Я тупо подумал о том, что надо найти кого-то, кто переделал бы цветную мозаику на одной из ваз. Раскаленные угольки на крыльях моего улетающего назад самолета чиркнули по виноградной беседке, где еще остались веревочные узлы от детских качелей. Узлы так туго затянуло, что развязать их было невозможно, и в последний отъезд качели, которые мы увозили в Москву, пришлось срезать, а вот узлы остались.
Деревянное гимнастическое сооружение, на котором делал свои упражнения мой младший сын Тоша, стояло во дворе неуклюже и пугающе, как виселица.
Я вошел в дом, и первое, что сделал, — снял со стены огромную фотографию, где я и моя бывшая жена 10 лет назад стояли в обнимку у Ингурского водопада, не догадываясь о том, что мы когда-нибудь можем расстаться. Я ткнул фотографию в простенок за шкаф, чтобы те двое у водопада, любящие друг друга навсегда, не увидели бы, что теперь я остался один.
Я вышел на террасу, схватившись за железные, недавно подкрашенные поручни с бородавчатыми наростами от морской соли, и с машинальной ворчливостью сообразил, что перед покраской надо было ободрать эти поручни железной щеткой, а не красить по наростам.
Когда-то, стоя на раздвижной лестнице, я отдраивал такой же щеткой рыжую ржавчину с водопроводных труб виноградной беседки, а потом красил ее корабельной красной краской, голый до пояса, с телом, заляпанным, как палитра, и голова кружилась от запаха краски и магнолий, и далекий беленький пароходик уже зажигал огни на вечереющем море, оказавшись перед моим взглядом в нечаянной раме между свежелоснящимися алыми трубами, где в шершавую поверхность одной из труб моей неосторожной кистью был вмазан случайный мотылек, умирающе трепеща одним не завязшим в краске крылышком.

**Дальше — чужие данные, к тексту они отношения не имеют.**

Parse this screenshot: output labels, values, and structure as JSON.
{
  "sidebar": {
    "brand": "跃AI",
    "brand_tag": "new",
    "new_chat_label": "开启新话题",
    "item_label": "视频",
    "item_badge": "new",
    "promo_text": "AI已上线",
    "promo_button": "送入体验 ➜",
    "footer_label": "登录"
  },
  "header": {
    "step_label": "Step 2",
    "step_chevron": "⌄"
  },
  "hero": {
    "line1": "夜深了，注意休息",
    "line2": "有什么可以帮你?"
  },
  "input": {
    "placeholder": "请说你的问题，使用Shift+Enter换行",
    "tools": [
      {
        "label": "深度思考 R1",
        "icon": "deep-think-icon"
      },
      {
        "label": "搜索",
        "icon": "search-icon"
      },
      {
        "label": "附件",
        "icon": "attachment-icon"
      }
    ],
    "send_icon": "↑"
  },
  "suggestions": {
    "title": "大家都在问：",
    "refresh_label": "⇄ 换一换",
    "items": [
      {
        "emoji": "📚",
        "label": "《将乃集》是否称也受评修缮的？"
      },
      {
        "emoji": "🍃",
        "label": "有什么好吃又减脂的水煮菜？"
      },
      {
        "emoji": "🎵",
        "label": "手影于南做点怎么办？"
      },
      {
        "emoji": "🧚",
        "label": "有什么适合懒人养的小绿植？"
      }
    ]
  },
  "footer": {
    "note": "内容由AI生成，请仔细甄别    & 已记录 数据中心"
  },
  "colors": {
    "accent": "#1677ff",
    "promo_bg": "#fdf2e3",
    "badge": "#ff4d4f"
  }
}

Я стоял на террасе, а из чердака над моей головой, задевая ее пыльными крыльями, вылетали на шабаш летучие мыши, которых в Италии называют нежно и музыкально — «пипистрелло». Это итальянское слово очень похоже на грузинское «цицинателла», что означает «светлячок», как чем-то похожи и эти щедрые, гостеприимные, веселые и, может, самые неевропейские европейские народы.
Я стоял на террасе и знал, что дома никого нет, но вдруг всем позвоночником ощутил чей-то пристальный взгляд в спину — этот взгляд упирался в меня, как нечто осязаемое, плотное.
Я медленно стал поворачиваться, словно картежник, поставивший все на последнюю карту, осторожно и суеверно вытягивая ее уголок.
Сквозь открытую дверь террасы, в глубине комнаты, где обычно спали наши дети, я увидел два мерцающих в темноте глаза.
Я вздрогнул и медленно пошел на них, потому что они звали — печально и неотступно.
Я приближался к этим глазам почти на цыпочках, стараясь не спугнуть их скрипом половиц. Мне не показалось. Глаза были. Глаза смотрели.
Это были стеклянные глаза потрепанного игрушечного льва, которым играли мои дети».